That survey was taken before the growth figures released on Monday, which showed GDP rose 2.2% for the last three months of 1999. This was double the average market expectations and the growth seems to have been spread across most sectors. Manufacturing showed the largest increase (4.9%) but other large contributors were transport and communications, agriculture, construction, wholesale and retail.
And although the Friday current account figure saw a rise in the deficit to slightly above 8% of GDP, this was largely expected.
However, the latest growth figures suggest the economy is overheating, according to several bank economists.
"Using governor Brash's familiar analogy, the time has arrived to not only ease off the accelerator but begin to gently apply the brake," Deutsche Bank chief economist Ulf Schoefisch said.
On Wednesday Dr Brash appeared to confirm he was likely to do just that, telling reporters at Parliament interest rate rises this year could be higher than those already projected.
"The whole market can see there's more work for monetary policy to do in the next few months than perhaps seemed likely a month ago," he said.
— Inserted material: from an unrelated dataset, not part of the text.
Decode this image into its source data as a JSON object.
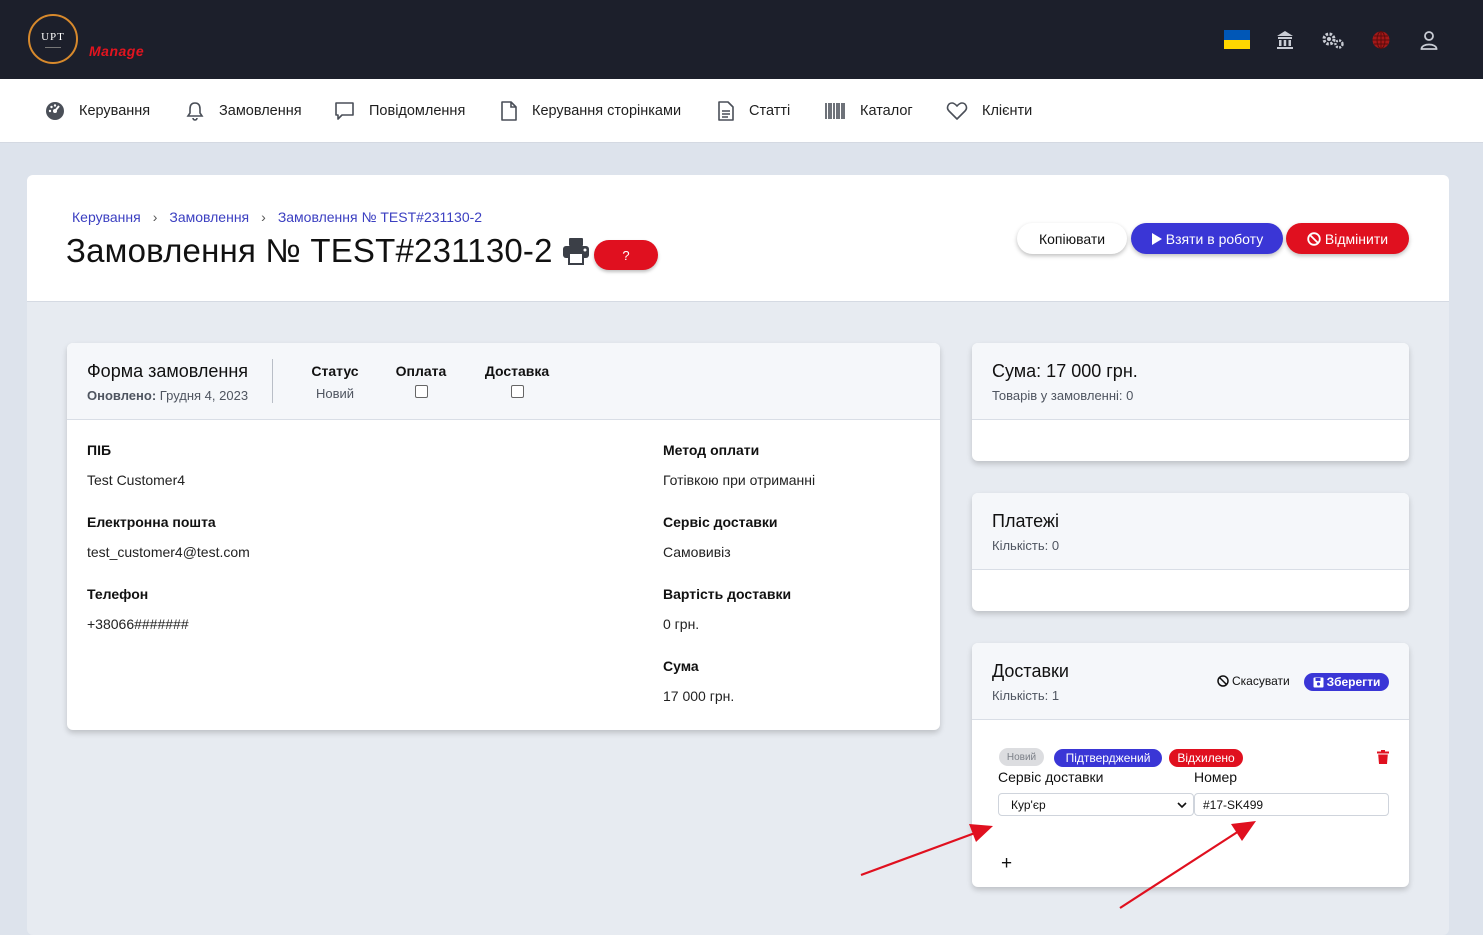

He would not comment on how much tightening might be needed.
The other economic good news this week was the decision by Standard & Poor's to hold off any credit-rating downgrade.
The decision was couched in highly cautionary terms and the ratings agency is keeping New Zealand on a negative watch - possibly until after the Budget in June.
Meanwhile, New Zealanders should not take the present cyclical upturn as a sign that happy days are here again, warns a report compiled by the Association of Crown research institutes, in conjunction with the Information Technology Association and Federated Farmers.
The country's economy is poorly equipped to make use of the information revolution, the study concludes. The present high standard of living and the continued reliance on commodity-based exports is an anomaly, it says.
The study advocates an integrated approach, combining tax breaks for research and development and renewed vigour in reducing regulatory burdens on business with a radical shake-up of the tertiary education sector.